Mai 988 : Encore une dispute violente avec son père. Son enfance est émaillée de disputes et de coups. Cela fait quelques mois que sa magie d’Été se manifeste. Il prend la décision d'aller à Lorgol pour entrer à l'Académie. Et il est accepté.
Juin 991 : Thomas découvre son familier dans les forêt autour de Lorgol, un lynx femelle.
995 : Thomas sort diplômé de l'académie après sept longues années d'étude et décide de devenir Chevaucheur.
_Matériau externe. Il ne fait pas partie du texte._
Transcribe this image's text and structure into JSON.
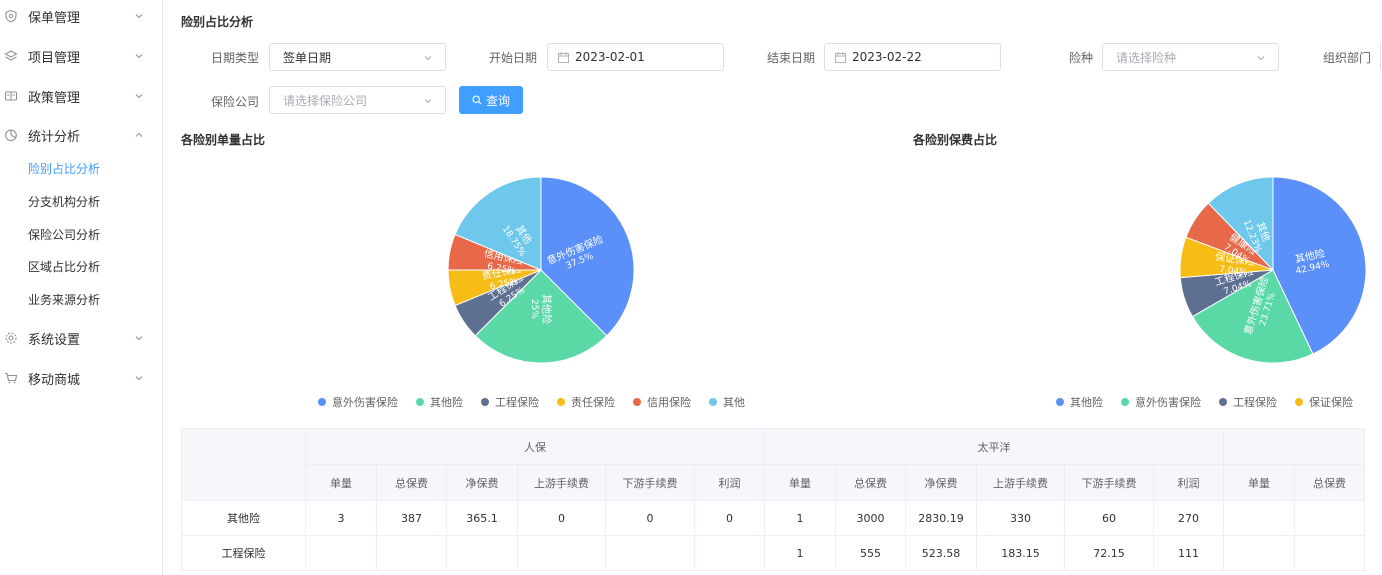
{
  "sidebar": {
    "items": [
      {
        "label": "保单管理",
        "icon": "shield-icon"
      },
      {
        "label": "项目管理",
        "icon": "layers-icon"
      },
      {
        "label": "政策管理",
        "icon": "policy-icon"
      },
      {
        "label": "统计分析",
        "icon": "pie-chart-icon",
        "expanded": true,
        "children": [
          "险别占比分析",
          "分支机构分析",
          "保险公司分析",
          "区域占比分析",
          "业务来源分析"
        ],
        "active_child": "险别占比分析"
      },
      {
        "label": "系统设置",
        "icon": "gear-icon"
      },
      {
        "label": "移动商城",
        "icon": "cart-icon"
      }
    ]
  },
  "page": {
    "title": "险别占比分析"
  },
  "filters": {
    "date_type": {
      "label": "日期类型",
      "value": "签单日期"
    },
    "start_date": {
      "label": "开始日期",
      "value": "2023-02-01"
    },
    "end_date": {
      "label": "结束日期",
      "value": "2023-02-22"
    },
    "insurance_type": {
      "label": "险种",
      "placeholder": "请选择险种"
    },
    "department": {
      "label": "组织部门"
    },
    "company": {
      "label": "保险公司",
      "placeholder": "请选择保险公司"
    },
    "query_label": "查询"
  },
  "colors": {
    "accent": "#409eff",
    "series": [
      "#5b8ff9",
      "#5ad8a6",
      "#5d7092",
      "#f6bd16",
      "#e8684a",
      "#6dc8ec"
    ]
  },
  "chart_data": [
    {
      "type": "pie",
      "title": "各险别单量占比",
      "categories": [
        "意外伤害保险",
        "其他险",
        "工程保险",
        "责任保险",
        "信用保险",
        "其他"
      ],
      "values": [
        37.5,
        25,
        6.25,
        6.25,
        6.25,
        18.75
      ],
      "labels": [
        "37.5%",
        "25%",
        "6.25%",
        "6.25%",
        "6.25%",
        "18.75%"
      ],
      "legend_position": "bottom"
    },
    {
      "type": "pie",
      "title": "各险别保费占比",
      "categories": [
        "其他险",
        "意外伤害保险",
        "工程保险",
        "保证保险",
        "健康险",
        "其他"
      ],
      "values": [
        42.94,
        23.71,
        7.04,
        7.04,
        7.04,
        12.23
      ],
      "labels": [
        "42.94%",
        "23.71%",
        "7.04%",
        "7.04%",
        "7.04%",
        "12.23%"
      ],
      "legend_visible": [
        "其他险",
        "意外伤害保险",
        "工程保险",
        "保证保险"
      ],
      "legend_position": "bottom"
    }
  ],
  "table": {
    "groups": [
      "人保",
      "太平洋"
    ],
    "columns": [
      "单量",
      "总保费",
      "净保费",
      "上游手续费",
      "下游手续费",
      "利润"
    ],
    "extra_columns": [
      "单量",
      "总保费"
    ],
    "rows": [
      {
        "name": "其他险",
        "cells": [
          "3",
          "387",
          "365.1",
          "0",
          "0",
          "0",
          "1",
          "3000",
          "2830.19",
          "330",
          "60",
          "270",
          "",
          ""
        ]
      },
      {
        "name": "工程保险",
        "cells": [
          "",
          "",
          "",
          "",
          "",
          "",
          "1",
          "555",
          "523.58",
          "183.15",
          "72.15",
          "111",
          "",
          ""
        ]
      }
    ]
  }
}
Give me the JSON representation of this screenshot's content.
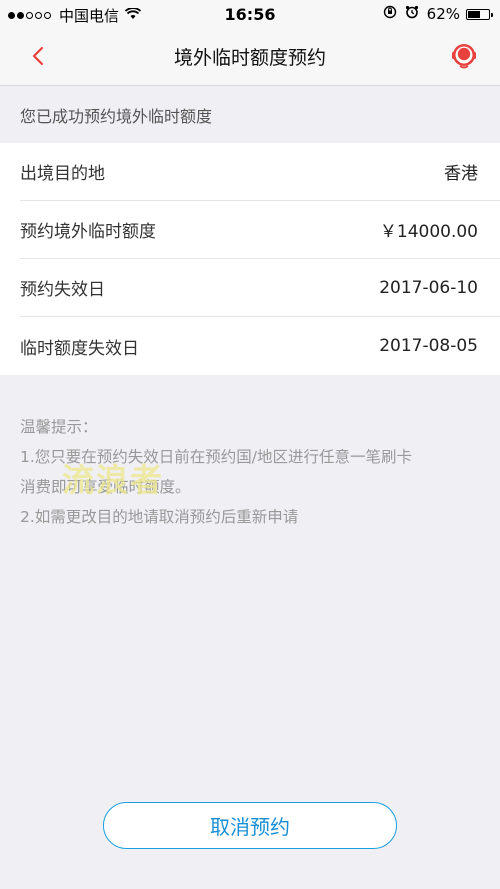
{
  "status_bar": {
    "carrier": "中国电信",
    "time": "16:56",
    "battery_percent": "62%",
    "battery_level": 0.62
  },
  "nav": {
    "title": "境外临时额度预约",
    "accent_color": "#e8403c"
  },
  "success_message": "您已成功预约境外临时额度",
  "details": [
    {
      "label": "出境目的地",
      "value": "香港"
    },
    {
      "label": "预约境外临时额度",
      "value": "￥14000.00"
    },
    {
      "label": "预约失效日",
      "value": "2017-06-10"
    },
    {
      "label": "临时额度失效日",
      "value": "2017-08-05"
    }
  ],
  "tips": {
    "title": "温馨提示：",
    "lines": [
      "1.您只要在预约失效日前在预约国/地区进行任意一笔刷卡",
      "消费即可享受临时额度。",
      "2.如需更改目的地请取消预约后重新申请"
    ]
  },
  "watermark": "流浪者",
  "cancel_button": {
    "label": "取消预约",
    "color": "#1aa0e0"
  }
}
Il est choisi par Étincelle, une dragonne grenat et intègre la caserne.
3 octobre 1000 : Thomas est enfin chevaucheur et est muté en Lagrance, sous le houlette de Tristan d'Amar. Il demande à Cassiopée de quitter la Volte pour venir avec lui, ce qu'elle accepte.
8 septembre 1001 : Premier baiser entre Cassiopée et Thomas, à l'initiative de la jeune femme. Les sentiments refoulés du jeune homme pour Cassie lui explosent au visage et il ne sait comment gérer.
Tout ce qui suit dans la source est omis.